Descending thoracic aortomyoplasty (DTA) uses the latissimus dorsi muscle to compress the proximal descending thoracic aorta as an autogenous diastolic counterpulsator. We studied the hypothesis that DTA could confer hemodynamic benefits equivalent to those yielded by an intraaortic balloon pump (IABP) in dogs (n = 7) with heart failure. The left latissimus dorsi muscle was wrapped around the proximal thoracic aorta and subsequently electrically conditioned to induce fatigue resistance. Heart failure was produced by rapid ventricular pacing after muscle conditioning. Data were collected under three conditions: (1) after the induction of heart failure; (2) with the 20-mL IABP at 1:1; and (3) with the DTA stimulated at 1:1. Effective diastolic counterpulsation was achieved with both the IABP and the DTA. The mean diastolic aortic pressure increased from 66 ± 5 mm Hg at baseline to 90 ± 4 mm Hg with the IABP and to 75 ± 4 mm Hg with the DTA. The left ventricular peak and end-diastolic pressures decreased with IABP (95 ± 5 mm Hg versus 88 ± 4 mm Hg and 16 ± 4 mm Hg versus 12 ± 4 mm Hg, respectively; p < 0.05) and with DTA (95 ± 5 mm Hg versus 87 ± 4 mm Hg and 16 ± 4 mm Hg versus 12 ± 4 mm Hg, respectively; p < 0.05).

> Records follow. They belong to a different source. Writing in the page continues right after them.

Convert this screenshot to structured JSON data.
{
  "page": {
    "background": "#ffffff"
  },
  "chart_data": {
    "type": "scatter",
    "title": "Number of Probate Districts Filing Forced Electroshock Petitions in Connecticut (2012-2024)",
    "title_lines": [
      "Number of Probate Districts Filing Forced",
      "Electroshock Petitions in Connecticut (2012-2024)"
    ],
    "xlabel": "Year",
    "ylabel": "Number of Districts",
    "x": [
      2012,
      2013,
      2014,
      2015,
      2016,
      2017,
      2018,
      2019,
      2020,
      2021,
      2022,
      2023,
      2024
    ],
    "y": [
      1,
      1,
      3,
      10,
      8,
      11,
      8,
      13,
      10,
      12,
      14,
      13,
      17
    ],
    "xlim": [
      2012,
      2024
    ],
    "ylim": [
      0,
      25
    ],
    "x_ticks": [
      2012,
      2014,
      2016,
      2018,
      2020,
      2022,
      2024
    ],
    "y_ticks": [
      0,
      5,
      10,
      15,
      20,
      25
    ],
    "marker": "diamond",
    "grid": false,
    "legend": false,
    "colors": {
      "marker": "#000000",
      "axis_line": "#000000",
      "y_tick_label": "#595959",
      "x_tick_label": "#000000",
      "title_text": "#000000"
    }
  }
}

Counter-pulsation with the IABP did not change the end-systolic pressure–volume relationship or the time constant for diastolic relaxation, whereas the DTA increased the end-systolic pressure-volume relationship (3.2 ± 0.6 mm Hg/mL versus 4.0 ± 0.7 mm Hg/mL; p < 0.05) and decreased the time constant for diastolic relaxation (49 ± 5 msec versus 45 ± 6 msec; p < 0.05). These data show that DTA using conditioned skeletal muscle can provide diastolic counterpulsation in animals with compromised cardiac function. In addition, the procedure appears to have an effect on left ventricular contractility that is independent of its effects on cardiac preload and afterload.